Barry Callebaut earnings rise in 'flat' market
November 4, 2010
by Jeff Gelski
ZURICH, SWITZERLAND — Both EBITDA and revenue grew for Barry Callebaut AG in the fiscal year ended Aug. 31 even though growth in the global confectionery market was basically fat. Barry Callebaut’s EBITDA of 470.7 million Swiss francs ($488.3 million) compared with 456.1 million Swiss francs ($473.2 million) in the previous fiscal year.
Fiscal-year revenue of 5,213.8 million Swiss francs ($5,406.4 million) compared with 4,880.2 million Swiss francs in the previous fiscal year. Barry Callebaut had double-digit percentage gains in sales in the geographic regions of the Americas (15.6%), Asia-Pacific (15.5%) and Eastern Europe (11.1%). The global chocolate confectionary market overall grew at a rate of 0.3%. The strong Swiss franc had an unfavorable impact on sales revenue, operational profit (EBIT) and net profit for Zurich-based Barry Callebaut.
“Market conditions were challenging with a still rather fragile world economy, a flat global chocolate market, high raw material prices and important currency fluctuations,” said Juergen Steinemann, chief executive officer of Barry Callebaut. “Our growth strategy based on the three pillars of expansion, innovation and cost leadership, together with our robust business model, have allowed us to cope well with all these market challenges.”
The Americas regions had fiscal-year EBITDA of 108.1 million Swiss francs, up from 100.9 million Swiss francs in the previous year, and fiscal-year sales revenue of 998.2 million Swiss francs, up from 901.1 million Swiss francs. Long-term outsourcing and supply agreements with key corporate accounts, as well as growth in the Gourmet business, drove sales volume growth of 16% to 291,399 tonnes. Volume growth in both Food Manufacturers and Gourmet & Specialties Products business drove a rise in operating profit (EBIT) of 6.3% in local currencies to 92.5 million Swiss francs. Infrastructure investments, including start-up costs for a new chocolate factory in Brazil, partly offset the volume growth.

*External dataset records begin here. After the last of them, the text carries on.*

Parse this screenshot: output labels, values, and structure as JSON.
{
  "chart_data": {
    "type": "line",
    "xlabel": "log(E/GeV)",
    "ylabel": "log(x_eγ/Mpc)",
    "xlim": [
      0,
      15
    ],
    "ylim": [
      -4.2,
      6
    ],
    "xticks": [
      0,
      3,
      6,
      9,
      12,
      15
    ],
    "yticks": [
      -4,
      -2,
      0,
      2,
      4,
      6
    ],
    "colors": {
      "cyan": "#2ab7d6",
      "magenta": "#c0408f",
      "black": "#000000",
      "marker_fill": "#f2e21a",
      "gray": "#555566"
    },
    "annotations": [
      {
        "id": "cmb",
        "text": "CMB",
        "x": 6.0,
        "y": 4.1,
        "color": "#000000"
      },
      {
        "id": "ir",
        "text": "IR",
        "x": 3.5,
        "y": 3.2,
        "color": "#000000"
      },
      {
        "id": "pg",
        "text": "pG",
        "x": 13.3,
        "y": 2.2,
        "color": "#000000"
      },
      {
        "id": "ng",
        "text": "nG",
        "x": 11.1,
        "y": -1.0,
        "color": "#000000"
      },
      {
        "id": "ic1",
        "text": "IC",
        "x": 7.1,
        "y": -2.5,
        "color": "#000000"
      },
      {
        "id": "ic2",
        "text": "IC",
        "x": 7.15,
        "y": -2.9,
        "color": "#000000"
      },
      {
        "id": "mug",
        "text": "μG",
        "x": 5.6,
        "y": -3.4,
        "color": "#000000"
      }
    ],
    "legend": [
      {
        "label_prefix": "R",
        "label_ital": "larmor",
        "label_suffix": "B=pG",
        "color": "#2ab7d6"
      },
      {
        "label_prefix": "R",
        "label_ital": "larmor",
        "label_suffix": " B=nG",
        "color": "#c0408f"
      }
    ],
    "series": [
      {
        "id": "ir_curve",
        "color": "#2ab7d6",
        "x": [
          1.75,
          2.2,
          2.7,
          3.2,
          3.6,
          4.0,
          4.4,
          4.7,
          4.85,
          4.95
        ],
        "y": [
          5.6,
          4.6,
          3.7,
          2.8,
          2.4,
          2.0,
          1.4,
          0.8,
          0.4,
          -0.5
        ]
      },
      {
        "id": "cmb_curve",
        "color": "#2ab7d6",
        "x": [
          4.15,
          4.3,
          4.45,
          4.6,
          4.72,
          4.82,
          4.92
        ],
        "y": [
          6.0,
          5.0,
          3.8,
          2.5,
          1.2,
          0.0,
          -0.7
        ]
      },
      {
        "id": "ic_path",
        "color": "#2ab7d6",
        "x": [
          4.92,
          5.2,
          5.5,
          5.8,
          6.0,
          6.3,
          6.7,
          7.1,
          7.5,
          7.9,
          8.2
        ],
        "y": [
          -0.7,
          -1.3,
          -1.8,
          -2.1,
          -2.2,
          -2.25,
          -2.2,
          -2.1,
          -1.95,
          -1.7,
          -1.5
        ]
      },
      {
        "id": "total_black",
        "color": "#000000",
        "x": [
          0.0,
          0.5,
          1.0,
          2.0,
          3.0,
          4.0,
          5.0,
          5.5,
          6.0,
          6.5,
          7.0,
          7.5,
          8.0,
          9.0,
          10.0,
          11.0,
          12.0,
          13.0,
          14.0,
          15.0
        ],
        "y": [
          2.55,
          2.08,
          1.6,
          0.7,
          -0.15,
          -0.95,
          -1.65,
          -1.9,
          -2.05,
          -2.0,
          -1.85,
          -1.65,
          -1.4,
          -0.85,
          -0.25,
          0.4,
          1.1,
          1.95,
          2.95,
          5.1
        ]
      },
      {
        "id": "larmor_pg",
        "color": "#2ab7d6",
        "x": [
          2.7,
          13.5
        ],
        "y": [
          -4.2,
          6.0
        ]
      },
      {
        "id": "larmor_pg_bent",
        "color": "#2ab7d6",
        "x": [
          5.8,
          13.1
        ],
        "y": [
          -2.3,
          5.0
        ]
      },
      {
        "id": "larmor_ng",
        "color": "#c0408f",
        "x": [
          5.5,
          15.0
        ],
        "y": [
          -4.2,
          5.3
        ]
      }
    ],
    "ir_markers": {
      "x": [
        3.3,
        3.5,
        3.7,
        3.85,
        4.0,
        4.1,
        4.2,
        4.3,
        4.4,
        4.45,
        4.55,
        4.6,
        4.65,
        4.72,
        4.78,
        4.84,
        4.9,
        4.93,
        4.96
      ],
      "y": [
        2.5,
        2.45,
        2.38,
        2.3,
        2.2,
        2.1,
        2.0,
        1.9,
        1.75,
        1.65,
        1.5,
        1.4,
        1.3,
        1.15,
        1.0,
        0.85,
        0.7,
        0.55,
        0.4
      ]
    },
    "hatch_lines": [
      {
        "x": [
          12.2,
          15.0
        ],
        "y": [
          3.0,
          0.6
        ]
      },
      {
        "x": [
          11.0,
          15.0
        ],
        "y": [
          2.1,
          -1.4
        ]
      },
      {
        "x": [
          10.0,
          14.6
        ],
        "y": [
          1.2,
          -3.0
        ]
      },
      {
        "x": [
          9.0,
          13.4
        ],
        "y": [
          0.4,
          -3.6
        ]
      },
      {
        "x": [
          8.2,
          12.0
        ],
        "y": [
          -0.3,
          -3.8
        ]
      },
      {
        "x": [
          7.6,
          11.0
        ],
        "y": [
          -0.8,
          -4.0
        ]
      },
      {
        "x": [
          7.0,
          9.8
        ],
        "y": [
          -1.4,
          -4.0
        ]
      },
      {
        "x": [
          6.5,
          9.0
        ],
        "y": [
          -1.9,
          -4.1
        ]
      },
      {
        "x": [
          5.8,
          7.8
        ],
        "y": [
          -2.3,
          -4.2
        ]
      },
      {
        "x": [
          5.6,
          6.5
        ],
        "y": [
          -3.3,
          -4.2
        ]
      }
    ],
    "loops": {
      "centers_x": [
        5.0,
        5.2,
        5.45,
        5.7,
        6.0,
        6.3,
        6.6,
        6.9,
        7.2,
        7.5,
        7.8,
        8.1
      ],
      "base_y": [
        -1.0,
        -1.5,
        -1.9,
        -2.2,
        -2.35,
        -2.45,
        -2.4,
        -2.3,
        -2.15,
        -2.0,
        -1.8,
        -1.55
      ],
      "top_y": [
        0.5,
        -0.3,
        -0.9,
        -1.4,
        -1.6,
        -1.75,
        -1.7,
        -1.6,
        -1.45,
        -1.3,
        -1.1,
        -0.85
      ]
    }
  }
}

Global Sourcing & Cocoa had fiscal-year EBITDA of 75.2 million Swiss francs, up from 72.6 million Swiss francs in the previous fiscal year, and fiscal-year sales revenue of 962.5 million Swiss francs, up from 748.9 million Swiss francs. Higher cocoa bean prices and higher volumes drove sales revenue growth.
“There was high demand for cocoa powder since the market segments using cocoa powder as an ingredient — mainly the bakery, ice cream and beverage industries — did not suffer as much from the global economic crisis as the chocolate confectionery market where cocoa butter is used to a great extent,” Barry Callebaut said.
Going forward, Barry Callebaut plans to manage its Gourmet & Specialties business as a unit independent from but interdependent with its industrial business. Barry Callebaut will appoint management teams for its Gourmet & Specialties businesses in western Europe and North America, and the management teams will have their own profit and loss responsibility. The Gourmet & Specialties business will remain interdependent with the industrial factories and benefit from their scale and manufacturing efficiency.